Am Fam Physician. 2010 Oct 1;82(7):828-836.
Background: Estrogen is thought to play a major role in breast cancer growth; therefore, blocking estrogenic exposure or effects is widely used in breast cancer therapy. Soy foods are rich in isoflavones, which have both estrogen-like and antiestrogenic actions. Although American women eat significantly less soy than Chinese women (1 to 6 mg per day of isoflavones compared with 47 mg per day), soy consumption is increasing in the United States and, with it, the concern that soy isoflavones may exert estrogenic effects and promote cancer recurrence. Reports also suggest that soy isoflavones may interact with tamoxifen. To date, there has not been a comprehensive study evaluating the effect of soy food consumption on breast cancer recurrence and survival. Shu and colleagues analyzed data from the Shanghai Breast Cancer Survival Study, a longitudinal cohort study, to assess the relationship between soy food consumption and breast cancer recurrence.
The Study: Study participants were women identified through the population-based Shanghai Cancer Registry who were 20 to 75 years of age and were diagnosed with primary breast cancer between March 2002 and April 2006. Recruitment occurred approximately six months after diagnosis. The researchers conducted in-person standardized interviews with a validated questionnaire to assess baseline demographic data, including reproductive history, disease history, lifestyle factors, diet, use of complementary medicine, and quality of life. Specific dietary habits were assessed at baseline to review intake for the preceding six months, at 18 months for the preceding 12 months, and at 36 months for the preceding 18 months. The 60-month review is ongoing. The food frequency questionnaire measured consumption of commonly used soy foods, including tofu, soy milk, and fresh soybeans. The primary end points were all-cause mortality and cancer recurrence/metastasis or death related to breast cancer. Cox proportional hazard models were used to evaluate the relationship between soy intake and the study outcomes. Soy protein and soy isoflavones were categorized by quartiles of intake amount.

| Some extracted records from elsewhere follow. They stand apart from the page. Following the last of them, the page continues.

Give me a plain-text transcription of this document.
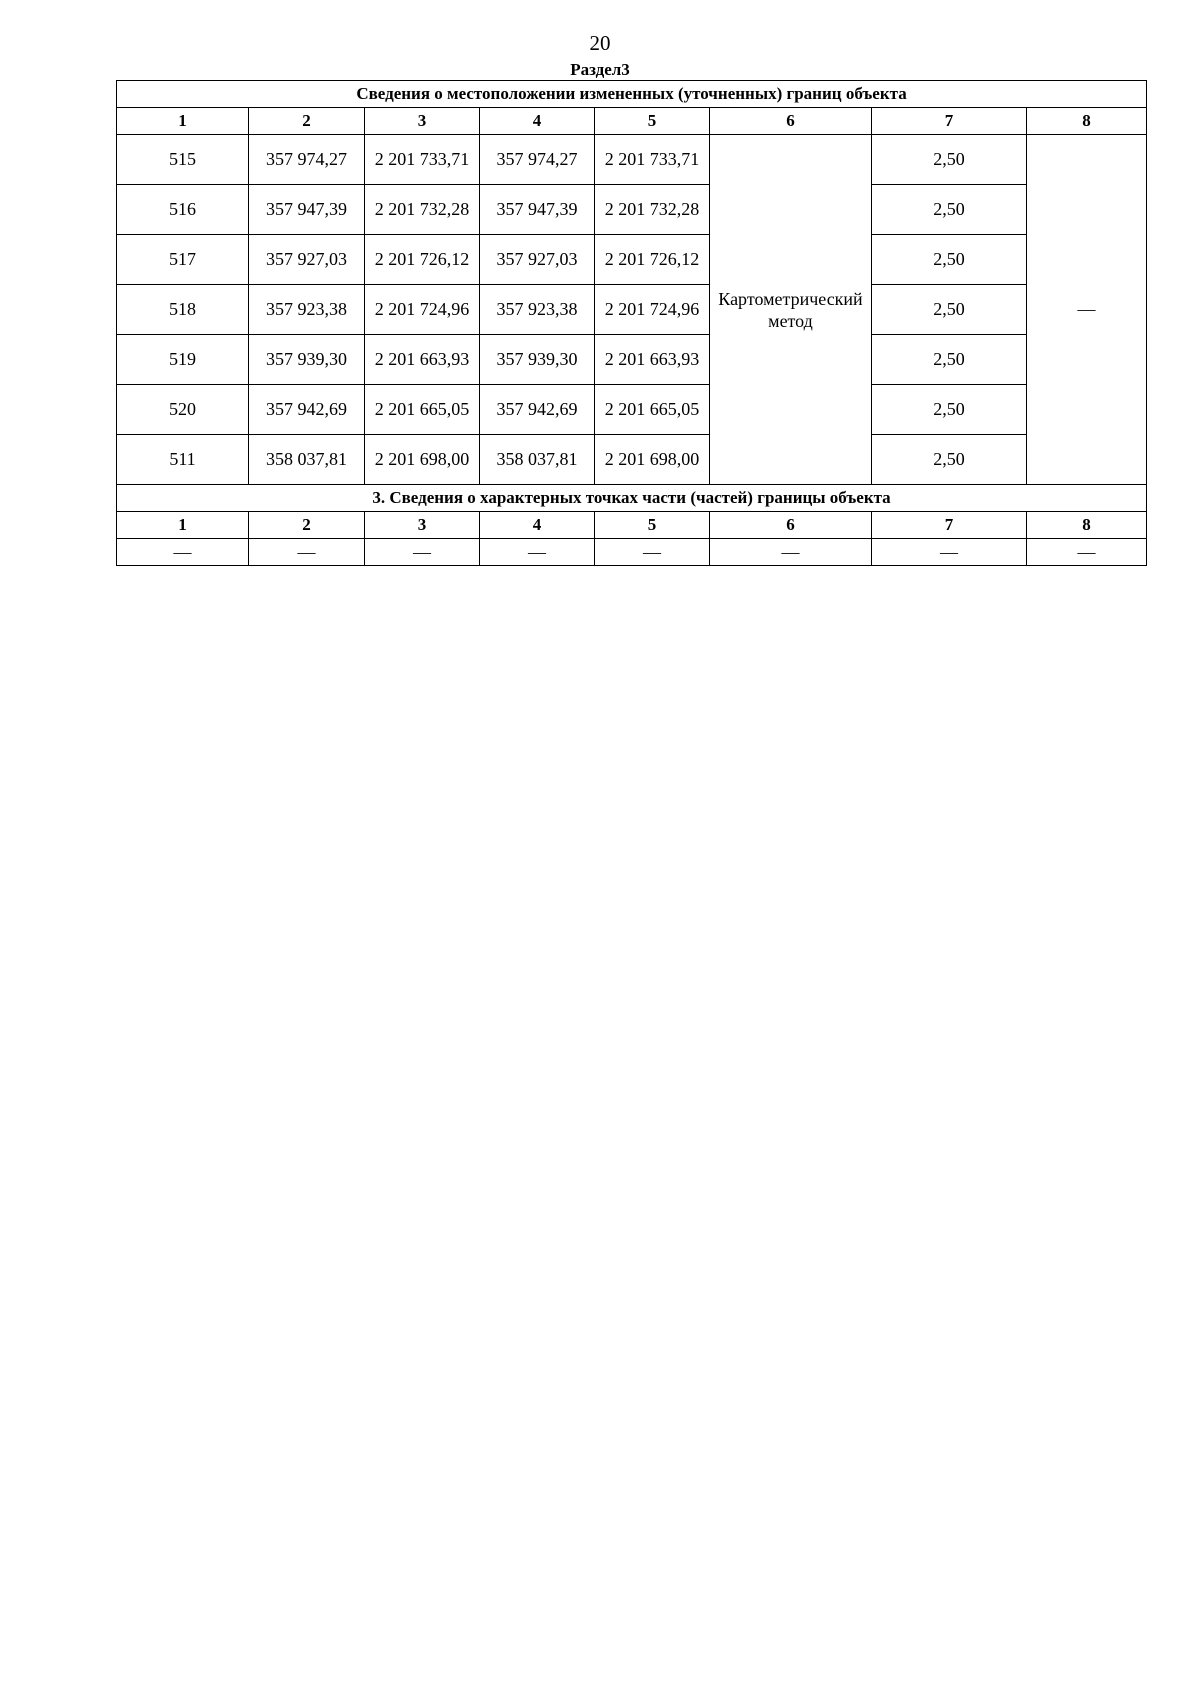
20
Раздел3
Сведения о местоположении измененных (уточненных) границ объекта							
1	2	3	4	5	6	7	8
515	357 974,27	2 201 733,71	357 974,27	2 201 733,71	Картометрический метод	2,50	—
516	357 947,39	2 201 732,28	357 947,39	2 201 732,28		2,50	
517	357 927,03	2 201 726,12	357 927,03	2 201 726,12		2,50	
518	357 923,38	2 201 724,96	357 923,38	2 201 724,96		2,50	
519	357 939,30	2 201 663,93	357 939,30	2 201 663,93		2,50	
520	357 942,69	2 201 665,05	357 942,69	2 201 665,05		2,50	
511	358 037,81	2 201 698,00	358 037,81	2 201 698,00		2,50	
3. Сведения о характерных точках части (частей) границы объекта							
1	2	3	4	5	6	7	8
—	—	—	—	—	—	—	—
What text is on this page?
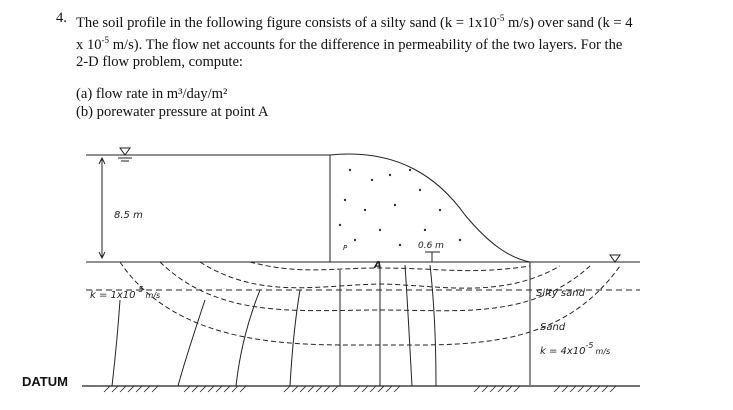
4. The soil profile in the following figure consists of a silty sand ($k = 1x10^{-5}$ m/s) over sand (k = 4
x $10^{-5}$ m/s). The flow net accounts for the difference in permeability of the two layers. For the
2-D flow problem, compute:
(a) flow rate in m³/day/m²
(b) porewater pressure at point A
8.5 m
0.6 m
A
P
$k = 1x10^{-5}_{m/s}$	Silty sand
Sand
$k = 4x10^{-5}_{m/s}$
DATUM
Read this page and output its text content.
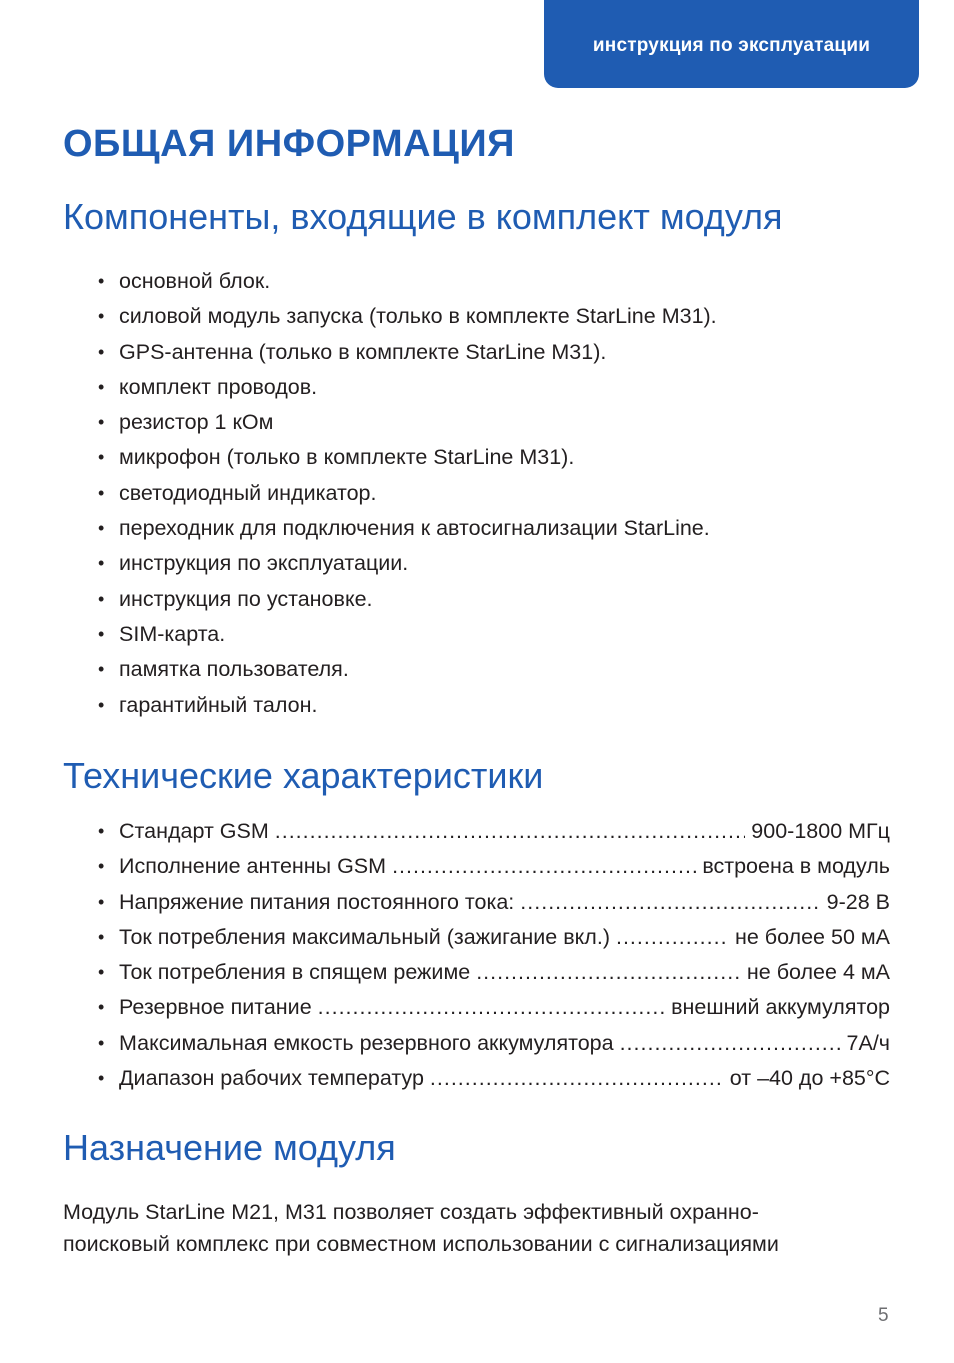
инструкция по эксплуатации
ОБЩАЯ ИНФОРМАЦИЯ
Компоненты, входящие в комплект модуля
• основной блок.
• силовой модуль запуска (только в комплекте StarLine M31).
• GPS-антенна (только в комплекте StarLine M31).
• комплект проводов.
• резистор 1 кОм
• микрофон (только в комплекте StarLine M31).
• светодиодный индикатор.
• переходник для подключения к автосигнализации StarLine.
• инструкция по эксплуатации.
• инструкция по установке.
• SIM-карта.
• памятка пользователя.
• гарантийный талон.
Технические характеристики
• Стандарт GSM .....	900-1800 МГц
• Исполнение антенны GSM .....	встроена в модуль
• Напряжение питания постоянного тока: .....	9-28 В
• Ток потребления максимальный (зажигание вкл.) .....	не более 50 мА
• Ток потребления в спящем режиме .....	не более 4 мА
• Резервное питание .....	внешний аккумулятор
• Максимальная емкость резервного аккумулятора .....	7А/ч
• Диапазон рабочих температур .....	от –40 до +85°C
Назначение модуля
Модуль StarLine M21, M31 позволяет создать эффективный охранно-
поисковый комплекс при совместном использовании с сигнализациями
5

Results: Of 6,299 women identified through the registry, 5,042 (80 percent) consented to participate. Nine were excluded because they did not have surgical treatment. Follow-up ranged from 0.5 to 6.2 years, with a median of 3.9 years; 444 total deaths and 534 breast cancer recurrences or cancer-related deaths occurred in the cohort. Advanced age or disease stage at diagnosis, negative estrogen or progesterone receptor status, low education level or income, presence of comorbidities, more than three pregnancies, and receiving radiation therapy were inversely associated with survival. Use of tamoxifen and previous use of hormone therapy for menopausal symptoms were directly associated with survival. Women in the highest quartile of soy intake had significantly decreased four-year mortality and recurrence rates compared with those in the lowest quartile (multivariate-adjusted mortality: 7.4 versus 10.3 percent; recurrence: 8.0 versus 11.2 percent). The survival benefit of soy followed a linear dose-response curve until soy protein intake reached 11 g per day (40 mg per day of soy isoflavone). The benefit did not vary with the presence of estrogen receptors or menopausal status. Tamoxifen use in women who were estrogen receptor positive was not adversely affected by soy intake.
Conclusion: The authors conclude that soy food intake is safe and is associated with improved survival in women with breast cancer, but no additional benefit occurs once soy protein intake exceeds 11 g per day.
AMY CRAWFORD-FAUCHER, MD
Shu XO, et al. Soy food intake and breast cancer survival. JAMA. December 9, 2009;302(22):2437–2443.
editor's note: An accompanying editorial by Ballard-Barbash and Neuhouser reminds us that, although these results show a positive benefit to soy intake and should be reassuring to survivors of and patients with breast cancer in the United States, more study is needed. Significant differences may exist between the Chinese and U.S. populations that could limit generalizability. Different rates of breast cancer screening could skew the proportion of ductal carcinoma in situ (DCIS) to invasive breast cancer cases, and subsequent survival rates. There were relatively few patients with DCIS in the Chinese study, whereas up to 20 percent of U.S. women with breast cancer have DCIS.1 The four-year median follow-up is also relatively short, which may not reflect true long-term effects.
Because outcomes were based on disease-free and survival times, accurate staging at study intake is vital; the authors note that disparities in medical record keeping and abstraction between China and the United States could limit comparison between stage- and treatment-specific results. Additionally, larger cohorts are needed to better describe the effects of soy on clinically relevant subgroups, including estrogen receptor status and tamoxifen use. Finally, not only is soy consumed in much lower quantities in the United States, but soy supplements are used more often; this study does not address the safety or effectiveness of soy components. Despite these limitations, the authors agree that women who have breast cancer and those who have survived the disease should feel comfortable eating soy foods.—a.c.f.
1. Ballard-Barbash R, Neuhouser ML. Challenges in design and interpretation of observational research on health behaviors and cancer survival [Editorial]. JAMA. 2009;302(22):2483–2484.